Alissa Tabirian
NS&D Monitor
10/9/2015
The Defense Nuclear Facilities Safety Board (DNFSB) faces employee morale, recruitment, and retention challenges in the next year, according to a report released earlier this month by the Nuclear Regulatory Commission Inspector General’s Office (IG). The board, though, has increased its performance on staff engagement significantly, the Office of Personnel Management (OPM) said this week in its fiscal 2015 Federal Employee Viewpoint Survey.
The IG report highlights four categories of “management and performance challenges” that will require program improvements in fiscal 2016: organizational culture, management of internal infrastructure security, human capital management, and internal administrative controls. It cites a September 2015 culture and climate survey that revealed employees “lack a sense of pride in DNFSB and personal accomplishment in their work” and a 2014 federal employee survey that “showed a need to improve staff views of leadership and leadership honesty and integrity.”
The September survey also found that employees do not think DNFSB is “attracting and retaining the right talent.” Thirty-eight percent of employees surveyed said they plan to leave DNFSB in the next year and 16 percent of the organization’s technical staff is eligible for retirement, the IG said. It also cited a 2013 performance report that found “the combination of an aging workforce and high demand for experienced scientists and engineers by other organizations will remain a challenge” for the agency that monitors health and safety at Department of Energy defense nuclear sites.
The IG noted weaknesses in DNFSB’s information systems security program that were revealed in a July 2015 audit, particularly lack of continuous monitoring and inadequate oversight from contractors. The report said these shortcomings, in light of recent classified information security violations by government employees and contractors, place the organization’s information systems at risk from foreign intelligence and insider threats. It also identified “a lack of formal controls in [DNFSB’s] technical operations,” citing audits that found inadequate internal controls in the agency’s purchase and travel card programs. The IG is auditing DNFSB’s information security program and will in fiscal 2016 begin auditing the board’s change management – processes used to facilitate the implementation of a major change – and its human resources process for filling vacancies, the report says.

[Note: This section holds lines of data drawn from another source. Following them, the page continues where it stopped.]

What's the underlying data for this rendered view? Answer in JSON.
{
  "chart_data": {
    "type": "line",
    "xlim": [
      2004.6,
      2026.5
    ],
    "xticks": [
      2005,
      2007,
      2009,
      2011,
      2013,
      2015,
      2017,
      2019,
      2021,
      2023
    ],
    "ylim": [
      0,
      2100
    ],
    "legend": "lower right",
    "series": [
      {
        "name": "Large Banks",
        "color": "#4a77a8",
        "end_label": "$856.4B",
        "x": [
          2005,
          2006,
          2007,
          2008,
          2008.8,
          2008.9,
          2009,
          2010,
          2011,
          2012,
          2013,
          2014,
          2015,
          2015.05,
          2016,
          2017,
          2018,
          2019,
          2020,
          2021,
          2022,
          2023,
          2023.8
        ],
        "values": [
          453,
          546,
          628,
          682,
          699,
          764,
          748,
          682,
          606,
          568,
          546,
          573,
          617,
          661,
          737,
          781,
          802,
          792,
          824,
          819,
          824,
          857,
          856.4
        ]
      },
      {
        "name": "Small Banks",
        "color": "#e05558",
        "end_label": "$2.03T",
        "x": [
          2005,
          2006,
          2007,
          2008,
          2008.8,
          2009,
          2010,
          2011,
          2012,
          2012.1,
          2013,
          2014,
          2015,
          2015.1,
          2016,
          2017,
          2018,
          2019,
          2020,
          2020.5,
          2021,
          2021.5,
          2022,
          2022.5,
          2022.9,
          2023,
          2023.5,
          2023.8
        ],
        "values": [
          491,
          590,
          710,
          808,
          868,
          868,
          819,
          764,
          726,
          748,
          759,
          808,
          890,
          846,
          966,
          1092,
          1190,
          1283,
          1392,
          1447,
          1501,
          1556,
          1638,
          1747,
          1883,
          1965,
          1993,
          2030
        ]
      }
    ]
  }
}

However, the latest OPM federal employee survey shows strong improvement in DNFSB employee engagement and job satisfaction, finding the board was one of two small agencies with the largest increase from 2014 survey results. OPM acting Director Beth Cobert lauded the improvement in a blog post, saying the DNFSB “made double-digit gains in all three indices. Its engagement score went up by 14 percentage points, its global job satisfaction score by 17 points, and its workplace inclusion index by 12 points.”
In a prepared statement DNFSB said, “Chairman [Joyce] Connery has expressed to Board staff her pride in the improvement they made as a team during FY 2015, and as well as her and her fellow Board Members commitment to ensuring the agency builds on that foundation of continued success moving forward.”